Vallahi zor. İnsan metabolizması bu kadar nefrete zor dayanır. Ve sık sık olduğu gibi, yamulur.

Bu sorunu aşabilmek, tamamen sevgisiz kalmamak için olsa gerek, farklı üstün ırklara dâhil olan faşistler birbirlerini sever.

Örneğin, Anders Behring Breivik sürekli İngiliz faşistleriyle yazışıyor, haberleşiyor, dostluk edip ortak planlar yapıyormuş.

Ben de en çok buna bayılırım!

Ulan bi karar verin be! Norveçliler mi üstün ırk, İngilizler mi? Hanginiz yönetecek dünyayı?

İngiliz faşistlerinin herifle yazışırken bıyık altından kıs kıs güldüğünü, “Yok yahu, biz eskiden yedi düvele hükmetmişiz, size ne oluyor!” diye mırıldandıklarını tahmin edebiliyorum.

Ama diyelim ki, “Sizde de Viking kanı var, bizde de, siz de üstünsünüz, biz de” diyerek anlaştılar.

Peki, bunlar “Türk kanı” diye bir şey duymamışlar mı? Hiç mi haberleri yok? Nasıl böyle bir gaflet ve dalalet içinde olabiliyorlar?

Faşistlerin zaman zaman uluslararası buluşmaları oluyor, bunlara bizimkiler de gidiyor. (Kendi dışındaki tüm uluslardan nefret edenlerin uluslararası toplantı yapması biraz garip, ama yapıyorlar işte!)

Bu toplantılarda Breivik gibi uzun boylu, sarışın, mavi gözlü faşistler karşılarında kara kuru, kavruk, kara kafalı Türk faşistlerini görünce ne düşünüyor, ne yapıyor acaba?

Bizimkiler “Ne Viking’i lan, zaten Vikingler de Türk’tü” dediğinde, Breivik tüfeğine uzanmıyor mudur? Uzandığında Alman faşistleri giriyordur herhalde araya. Olayı tatlıya bağlıyorlardır. Çünkü Alman faşistleri Türkleri çok sever.

Ve bu sevgi karşılıklıdır. Bizimkiler de Alman faşistlerini çok sever.
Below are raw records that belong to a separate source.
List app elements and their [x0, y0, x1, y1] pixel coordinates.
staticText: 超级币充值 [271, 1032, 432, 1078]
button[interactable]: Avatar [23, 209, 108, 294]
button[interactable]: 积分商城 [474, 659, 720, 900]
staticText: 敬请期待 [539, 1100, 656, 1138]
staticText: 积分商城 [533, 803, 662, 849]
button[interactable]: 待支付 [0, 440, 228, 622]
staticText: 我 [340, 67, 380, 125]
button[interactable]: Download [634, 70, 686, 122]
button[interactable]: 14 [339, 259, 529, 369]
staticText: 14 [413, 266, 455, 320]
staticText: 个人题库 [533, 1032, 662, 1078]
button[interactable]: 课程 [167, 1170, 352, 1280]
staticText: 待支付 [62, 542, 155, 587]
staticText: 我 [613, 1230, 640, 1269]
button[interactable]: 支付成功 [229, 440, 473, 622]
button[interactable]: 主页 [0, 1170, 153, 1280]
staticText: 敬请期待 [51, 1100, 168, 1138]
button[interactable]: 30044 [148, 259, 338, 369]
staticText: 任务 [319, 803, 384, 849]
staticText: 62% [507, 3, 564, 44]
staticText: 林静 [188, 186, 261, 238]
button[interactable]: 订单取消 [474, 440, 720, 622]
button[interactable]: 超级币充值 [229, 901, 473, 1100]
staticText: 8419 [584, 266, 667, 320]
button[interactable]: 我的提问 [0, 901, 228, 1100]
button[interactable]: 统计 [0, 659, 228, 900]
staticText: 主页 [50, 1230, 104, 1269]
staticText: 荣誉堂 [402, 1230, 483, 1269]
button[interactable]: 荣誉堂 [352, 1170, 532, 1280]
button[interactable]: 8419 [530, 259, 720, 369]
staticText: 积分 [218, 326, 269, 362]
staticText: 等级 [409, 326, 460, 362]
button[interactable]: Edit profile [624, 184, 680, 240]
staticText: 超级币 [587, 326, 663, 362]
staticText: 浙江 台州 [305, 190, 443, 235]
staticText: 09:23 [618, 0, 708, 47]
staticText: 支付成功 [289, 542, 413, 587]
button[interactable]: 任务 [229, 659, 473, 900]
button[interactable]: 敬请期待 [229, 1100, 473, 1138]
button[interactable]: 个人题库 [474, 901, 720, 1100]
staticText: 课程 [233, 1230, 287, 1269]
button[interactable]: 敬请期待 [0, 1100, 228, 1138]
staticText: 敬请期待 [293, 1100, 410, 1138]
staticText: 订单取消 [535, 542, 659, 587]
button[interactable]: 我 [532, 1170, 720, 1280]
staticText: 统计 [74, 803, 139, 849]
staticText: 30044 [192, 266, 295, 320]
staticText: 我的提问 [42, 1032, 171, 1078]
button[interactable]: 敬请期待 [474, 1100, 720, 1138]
Nihal Atsız’dan Cevat Rıfat Atilhan’a, Zeki Velidi Togan’dan Alparslan Türkeş’e, Türk faşizminin babaları hep Alman hayranıdır.

Almanya’da faşistler Türklerin oturduğu evleri kundaklayıp “Türk öldürmece” oynarken bunu unutuyorlar nedense. Uluslararası toplantılarda Türk faşistleri de bunu hatırlatmayı unutuyordur herhalde.

Zaten bizimkiler biraz ezik olsa gerek o toplantılarda.

Düşünsenize. Anders Behring Breivik kalkıyor, “Ben,” diyor, “en az 76 tane ateist, solcu çocuk öldürdüm. Ya siz?”

Bizimki kalkıyor, “Biz,” diyor, “Kürtlerin yoğun olduğu Zeytinburnu mahallesinde gösteriler yaptık.”

“Ee,” diyorlar, “sonra? Kaç tanesini öldürdünüz?”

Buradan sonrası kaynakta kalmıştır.